The healthcare systems in Germany and the United Kingdom are examples of systems that are able to manage costs while improving access to medications; however, it is unlikely that the US will follow these models, explained Gerard Anderson, PhD, of Johns Hopkins Bloomberg School of Public Health.
Transcript (slightly modified)
What is being done in other countries to improve access to medications? Can the US use these as a model?
There are a lot of things that we could do, but very few things that we probably will do. There are 2 systems that we really should take a look at very closely. The first one is in the UK and it’s called NICE, and the second one is in Germany—they’re similar, but different.
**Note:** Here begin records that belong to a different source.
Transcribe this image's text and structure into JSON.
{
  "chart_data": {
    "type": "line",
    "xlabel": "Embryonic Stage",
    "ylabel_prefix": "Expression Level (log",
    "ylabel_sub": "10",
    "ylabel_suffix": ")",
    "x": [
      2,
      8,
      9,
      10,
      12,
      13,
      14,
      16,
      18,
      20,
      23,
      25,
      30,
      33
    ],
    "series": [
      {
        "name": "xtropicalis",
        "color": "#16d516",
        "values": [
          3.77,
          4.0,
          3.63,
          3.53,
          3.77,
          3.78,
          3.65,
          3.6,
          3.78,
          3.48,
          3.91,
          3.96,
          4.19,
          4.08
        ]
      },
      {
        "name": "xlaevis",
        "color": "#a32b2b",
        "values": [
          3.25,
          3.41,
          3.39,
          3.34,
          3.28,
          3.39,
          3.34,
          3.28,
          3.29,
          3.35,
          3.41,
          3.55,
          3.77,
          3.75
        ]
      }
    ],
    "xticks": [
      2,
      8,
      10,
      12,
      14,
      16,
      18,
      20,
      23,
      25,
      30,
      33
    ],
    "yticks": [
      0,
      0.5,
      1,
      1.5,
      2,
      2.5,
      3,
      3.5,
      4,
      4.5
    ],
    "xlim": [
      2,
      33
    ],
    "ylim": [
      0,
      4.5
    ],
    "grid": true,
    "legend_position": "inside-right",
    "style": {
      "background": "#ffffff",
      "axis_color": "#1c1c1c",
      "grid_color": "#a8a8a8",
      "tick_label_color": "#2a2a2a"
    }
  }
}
The easiest one to understand is NICE in the UK, and what they do is they say if a drug, or if a device, costs more than about $40,000 per quality-adjusted life year—a poor life year, to make it a little simpler—they will pay for it. If you charge more than that, we’re not going to buy it. Now a drug company knows, "well, if I price it at $39,999, I’m going to get it covered, and if I price it at $50,000, I’m not going to get it covered." So, you’ve told them exactly what they’re going to do.
Germany does something very similar to that, but not exactly the same. It makes some more adjustments for the type of disease that you have. It essentially says if you have cancer, or something like that, we might pay a little bit more than if you have diabetes. It’s all based upon, historically, how much we spend for that particular drug to treat you.